A three-year study of BOKS by the National Institute on Out-of-School Time found teachers and parents reported that students who participated in the program showed significant improvement in two executive functions. The first is working memory – being able remember and recall an idea or information; and the second is shift skills - the ability to transition from one situation, task or problem to focus on another. 
 
Those skills are crucial for today’s students, noted Dr. Georgia Hall, lead researcher of the study and director of the Institute. As teachers and students are under pressure to meet increasingly stringent academic goals measured by standardized tests, every minute of instruction counts. 
 
“Schools can’t afford to lose even five minutes of class time if a teacher gets bogged down helping a student transition from one activity to the next,” Hall said. Improved recall and focus are “critical skills that contribute to a successful classroom experience.”   
 
Active play also can help create more cooperative, less disruptive learning environments, said Jon Gay, executive director of the nonprofit Playworks New England. “We partner with classroom teachers to identify skills that kids need to learn around respect, inclusion, teamwork.”  
 
According to a survey of educators at schools participating in Playworks:
  • 97 percent of teachers report more cooperation among students. 

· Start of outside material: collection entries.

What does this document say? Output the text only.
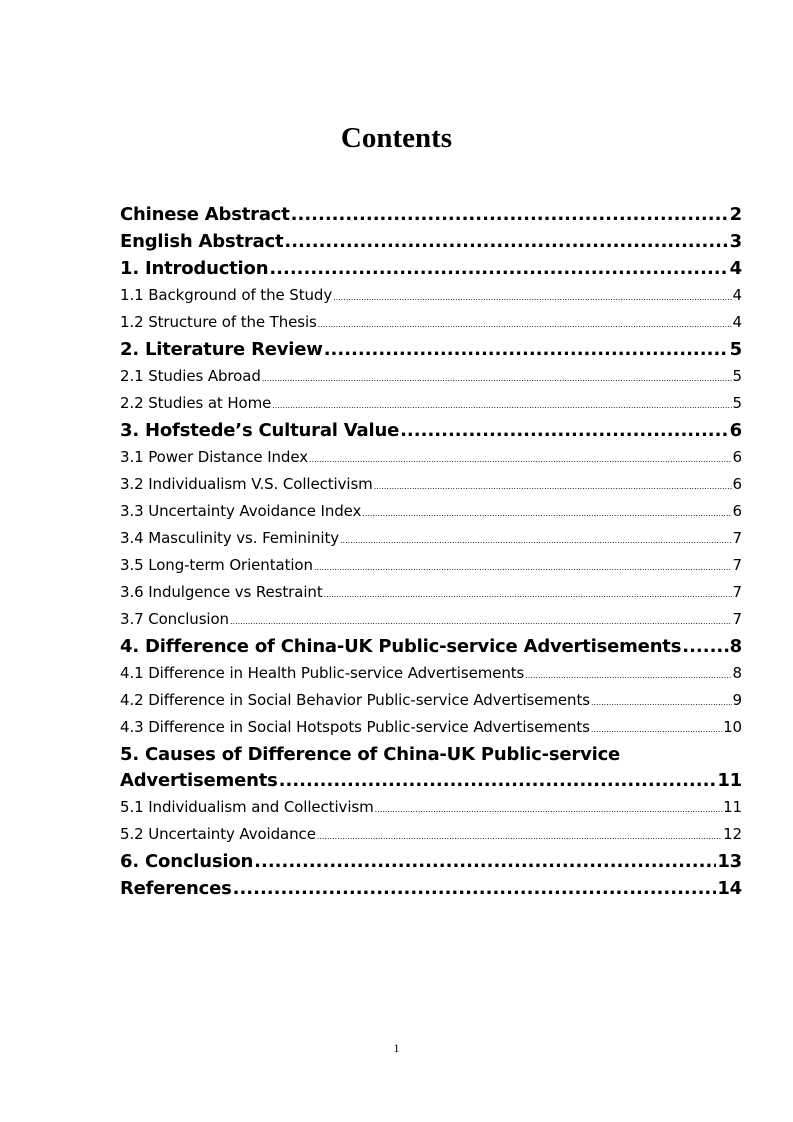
Contents
Chinese Abstract .....	2
English Abstract .....	3
1. Introduction .....	4
1.1 Background of the Study .....	4
1.2 Structure of the Thesis .....	4
2. Literature Review .....	5
2.1 Studies Abroad .....	5
2.2 Studies at Home .....	5
3. Hofstede’s Cultural Value .....	6
3.1 Power Distance Index .....	6
3.2 Individualism V.S. Collectivism .....	6
3.3 Uncertainty Avoidance Index .....	6
3.4 Masculinity vs. Femininity .....	7
3.5 Long-term Orientation .....	7
3.6 Indulgence vs Restraint .....	7
3.7 Conclusion .....	7
4. Difference of China-UK Public-service Advertisements .....	8
4.1 Difference in Health Public-service Advertisements .....	8
4.2 Difference in Social Behavior Public-service Advertisements .....	9
4.3 Difference in Social Hotspots Public-service Advertisements .....	10
5. Causes of Difference of China-UK Public-service
Advertisements .....	11
5.1 Individualism and Collectivism .....	11
5.2 Uncertainty Avoidance .....	12
6. Conclusion .....	13
References .....	14
1
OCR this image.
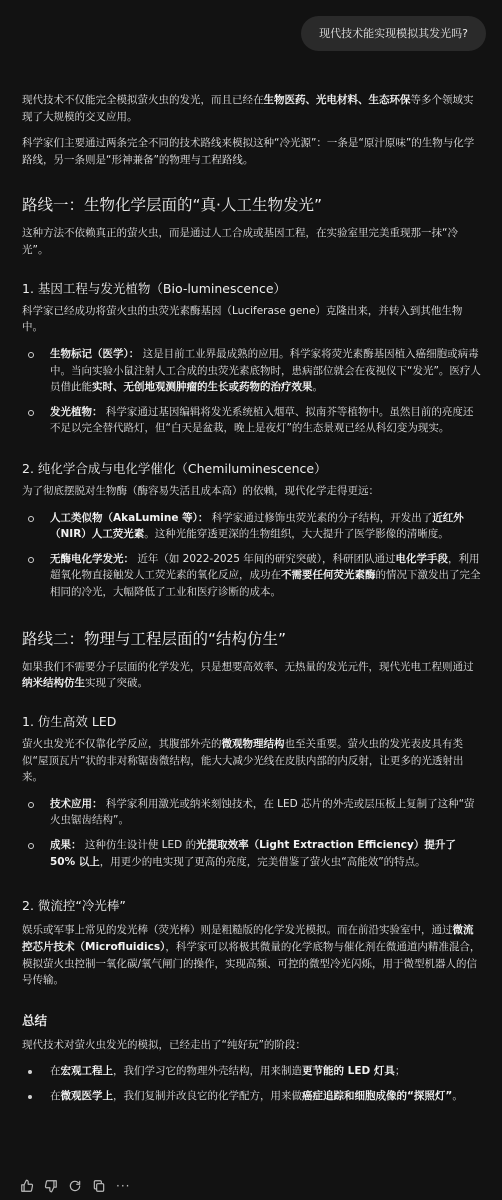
现代技术能实现模拟其发光吗?

现代技术不仅能完全模拟萤火虫的发光，而且已经在生物医药、光电材料、生态环保等多个领域实现了大规模的交叉应用。

科学家们主要通过两条完全不同的技术路线来模拟这种“冷光源”：一条是“原汁原味”的生物与化学路线，另一条则是“形神兼备”的物理与工程路线。

路线一：生物化学层面的“真·人工生物发光”

这种方法不依赖真正的萤火虫，而是通过人工合成或基因工程，在实验室里完美重现那一抹“冷光”。

1. 基因工程与发光植物（Bio-luminescence）

科学家已经成功将萤火虫的虫荧光素酶基因（Luciferase gene）克隆出来，并转入到其他生物中。

生物标记（医学）： 这是目前工业界最成熟的应用。科学家将荧光素酶基因植入癌细胞或病毒中。当向实验小鼠注射人工合成的虫荧光素底物时，患病部位就会在夜视仪下“发光”。医疗人员借此能实时、无创地观测肿瘤的生长或药物的治疗效果。
发光植物： 科学家通过基因编辑将发光系统植入烟草、拟南芥等植物中。虽然目前的亮度还不足以完全替代路灯，但“白天是盆栽，晚上是夜灯”的生态景观已经从科幻变为现实。
2. 纯化学合成与电化学催化（Chemiluminescence）

为了彻底摆脱对生物酶（酶容易失活且成本高）的依赖，现代化学走得更远：

人工类似物（AkaLumine 等）： 科学家通过修饰虫荧光素的分子结构，开发出了近红外（NIR）人工荧光素。这种光能穿透更深的生物组织，大大提升了医学影像的清晰度。
无酶电化学发光： 近年（如 2022-2025 年间的研究突破），科研团队通过电化学手段，利用超氧化物直接触发人工荧光素的氧化反应，成功在不需要任何荧光素酶的情况下激发出了完全相同的冷光，大幅降低了工业和医疗诊断的成本。
路线二：物理与工程层面的“结构仿生”

如果我们不需要分子层面的化学发光，只是想要高效率、无热量的发光元件，现代光电工程则通过纳米结构仿生实现了突破。

1. 仿生高效 LED

萤火虫发光不仅靠化学反应，其腹部外壳的微观物理结构也至关重要。萤火虫的发光表皮具有类似“屋顶瓦片”状的非对称锯齿微结构，能大大减少光线在皮肤内部的内反射，让更多的光透射出来。

技术应用： 科学家利用激光或纳米刻蚀技术，在 LED 芯片的外壳或层压板上复制了这种“萤火虫锯齿结构”。
成果： 这种仿生设计使 LED 的光提取效率（Light Extraction Efficiency）提升了 50% 以上，用更少的电实现了更高的亮度，完美借鉴了萤火虫“高能效”的特点。
2. 微流控“冷光棒”

娱乐或军事上常见的发光棒（荧光棒）则是粗糙版的化学发光模拟。而在前沿实验室中，通过微流控芯片技术（Microfluidics），科学家可以将极其微量的化学底物与催化剂在微通道内精准混合，模拟萤火虫控制一氧化碳/氧气闸门的操作，实现高频、可控的微型冷光闪烁，用于微型机器人的信号传输。

总结

现代技术对萤火虫发光的模拟，已经走出了“纯好玩”的阶段：

在宏观工程上，我们学习它的物理外壳结构，用来制造更节能的 LED 灯具；
在微观医学上，我们复制并改良它的化学配方，用来做癌症追踪和细胞成像的“探照灯”。
···
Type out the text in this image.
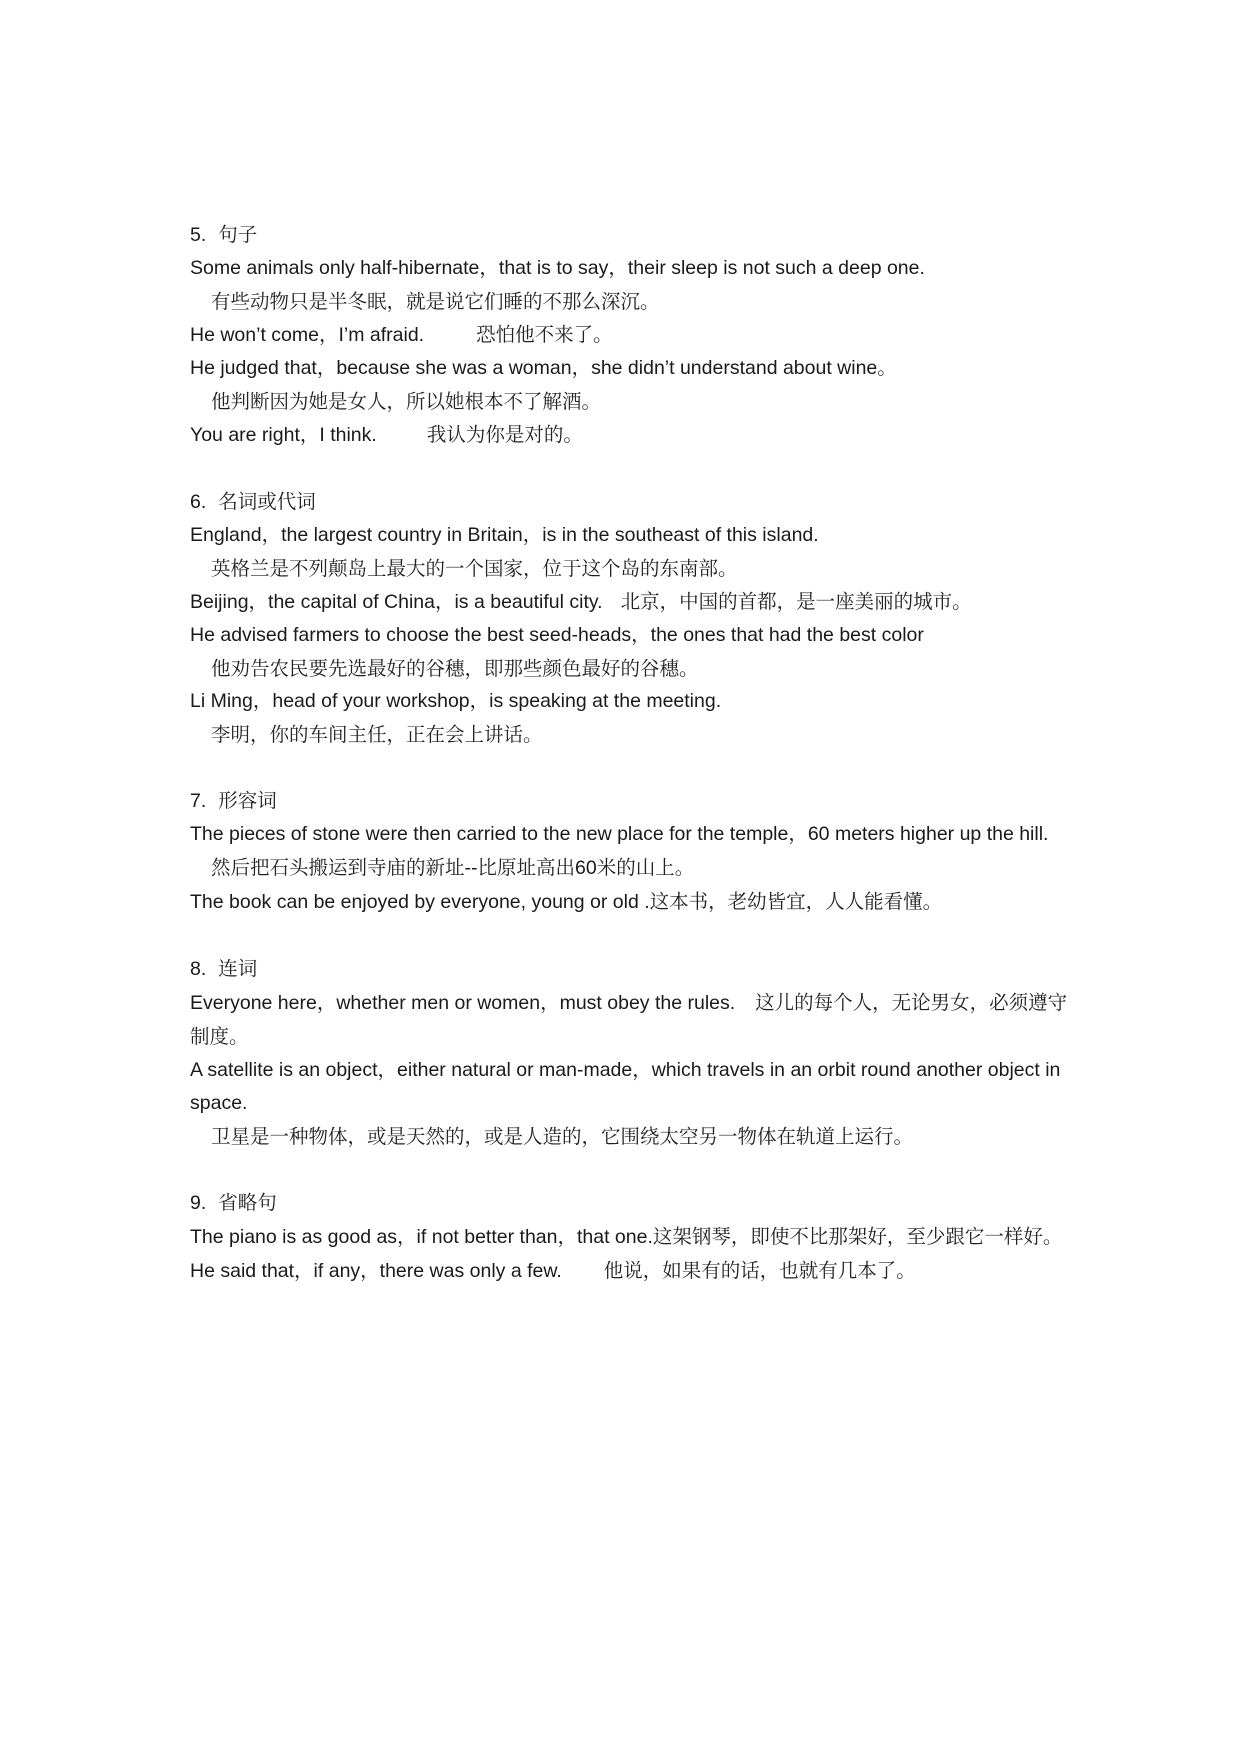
5. 句子
Some animals only half-hibernate，that is to say，their sleep is not such a deep one.
有些动物只是半冬眠，就是说它们睡的不那么深沉。
He won’t come，I’m afraid.	恐怕他不来了。
He judged that，because she was a woman，she didn’t understand about wine。
他判断因为她是女人，所以她根本不了解酒。
You are right，I think.	我认为你是对的。
6. 名词或代词
England，the largest country in Britain，is in the southeast of this island.
英格兰是不列颠岛上最大的一个国家，位于这个岛的东南部。
Beijing，the capital of China，is a beautiful city. 北京，中国的首都，是一座美丽的城市。
He advised farmers to choose the best seed-heads，the ones that had the best color
他劝告农民要先选最好的谷穗，即那些颜色最好的谷穗。
Li Ming，head of your workshop，is speaking at the meeting.
李明，你的车间主任，正在会上讲话。
7. 形容词
The pieces of stone were then carried to the new place for the temple，60 meters higher up the hill.
然后把石头搬运到寺庙的新址--比原址高出60米的山上。
The book can be enjoyed by everyone, young or old .这本书，老幼皆宜，人人能看懂。
8. 连词
Everyone here，whether men or women，must obey the rules. 这儿的每个人，无论男女，必须遵守制度。
A satellite is an object，either natural or man-made，which travels in an orbit round another object in space.
卫星是一种物体，或是天然的，或是人造的，它围绕太空另一物体在轨道上运行。
9. 省略句
The piano is as good as，if not better than，that one.这架钢琴，即使不比那架好，至少跟它一样好。
He said that，if any，there was only a few. 他说，如果有的话，也就有几本了。
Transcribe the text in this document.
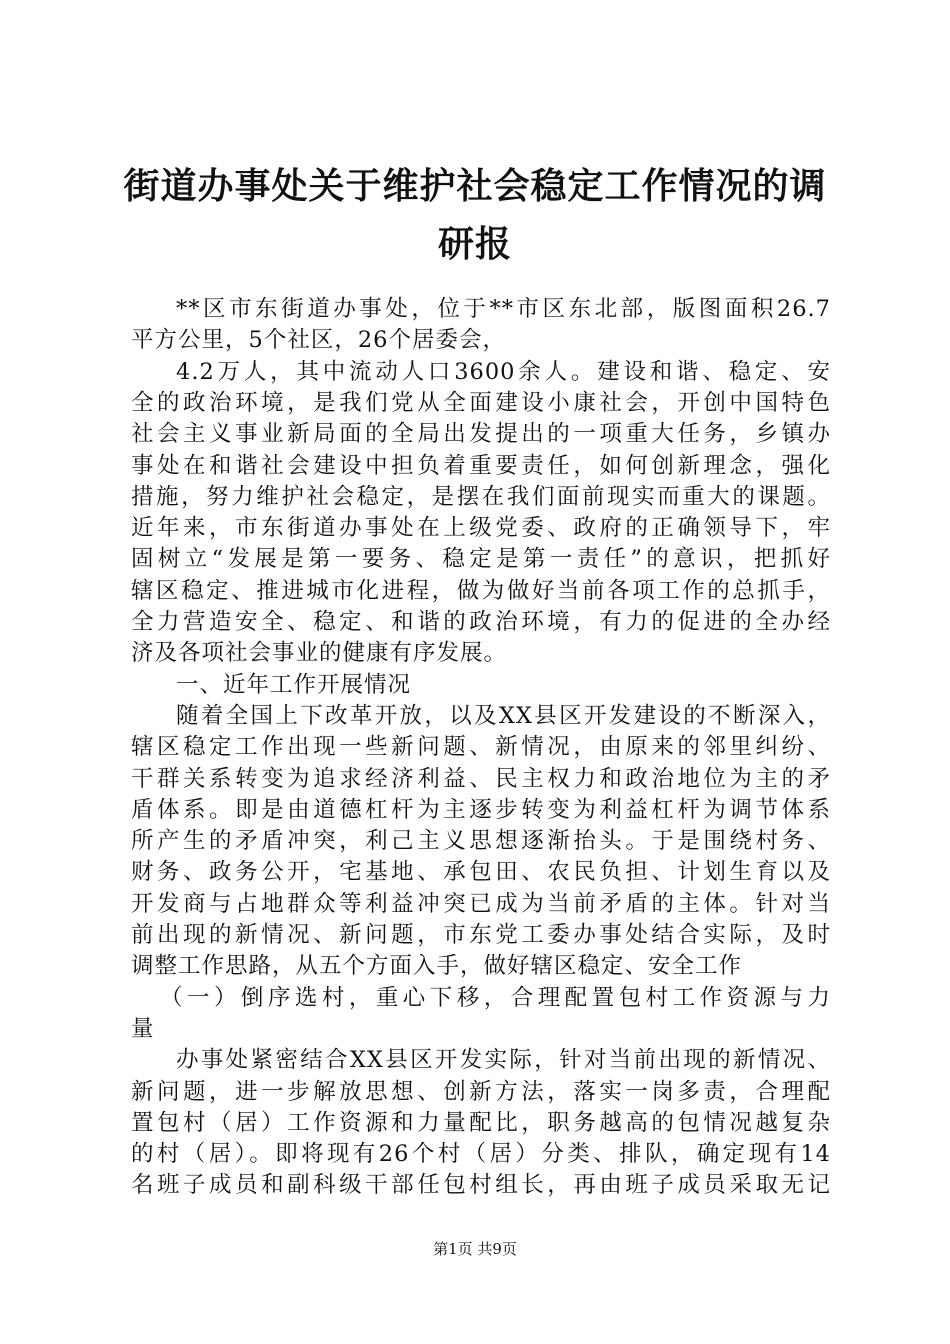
街道办事处关于维护社会稳定工作情况的调研报
**区市东街道办事处，位于**市区东北部，版图面积26.7
平方公里，5个社区，26个居委会，
4.2万人，其中流动人口3600余人。建设和谐、稳定、安
全的政治环境，是我们党从全面建设小康社会，开创中国特色
社会主义事业新局面的全局出发提出的一项重大任务，乡镇办
事处在和谐社会建设中担负着重要责任，如何创新理念，强化
措施，努力维护社会稳定，是摆在我们面前现实而重大的课题。
近年来，市东街道办事处在上级党委、政府的正确领导下，牢
固树立“发展是第一要务、稳定是第一责任”的意识，把抓好
辖区稳定、推进城市化进程，做为做好当前各项工作的总抓手，
全力营造安全、稳定、和谐的政治环境，有力的促进的全办经
济及各项社会事业的健康有序发展。
一、近年工作开展情况
随着全国上下改革开放，以及XX县区开发建设的不断深入，
辖区稳定工作出现一些新问题、新情况，由原来的邻里纠纷、
干群关系转变为追求经济利益、民主权力和政治地位为主的矛
盾体系。即是由道德杠杆为主逐步转变为利益杠杆为调节体系
所产生的矛盾冲突，利己主义思想逐渐抬头。于是围绕村务、
财务、政务公开，宅基地、承包田、农民负担、计划生育以及
开发商与占地群众等利益冲突已成为当前矛盾的主体。针对当
前出现的新情况、新问题，市东党工委办事处结合实际，及时
调整工作思路，从五个方面入手，做好辖区稳定、安全工作
（一）倒序选村，重心下移，合理配置包村工作资源与力
量
办事处紧密结合XX县区开发实际，针对当前出现的新情况、
新问题，进一步解放思想、创新方法，落实一岗多责，合理配
置包村（居）工作资源和力量配比，职务越高的包情况越复杂
的村（居）。即将现有26个村（居）分类、排队，确定现有14
第1页 共9页
名班子成员和副科级干部任包村组长，再由班子成员采取无记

  • 96 percent of teachers report students are better able to focus
  • 86 percent of teachers report fewer classroom disruptions
“Playworks has transformed our environment,” said Michelle Burnett, principal of the James J. Chittick Elementary School in Boston. Burnett says Playworks teaches conflict resolution, communication, and cooperation -- skills that have reduced disciplinary issues on the playground and in the classroom and led to children working better together.
 
Kids can vouch for that. 
 
“It’s really fun and great to get exercise before school starts,” said Katie Borrelli, a fourth grader at Memorial . “It gets all your energy out so you’re not hyped up when you take a test.”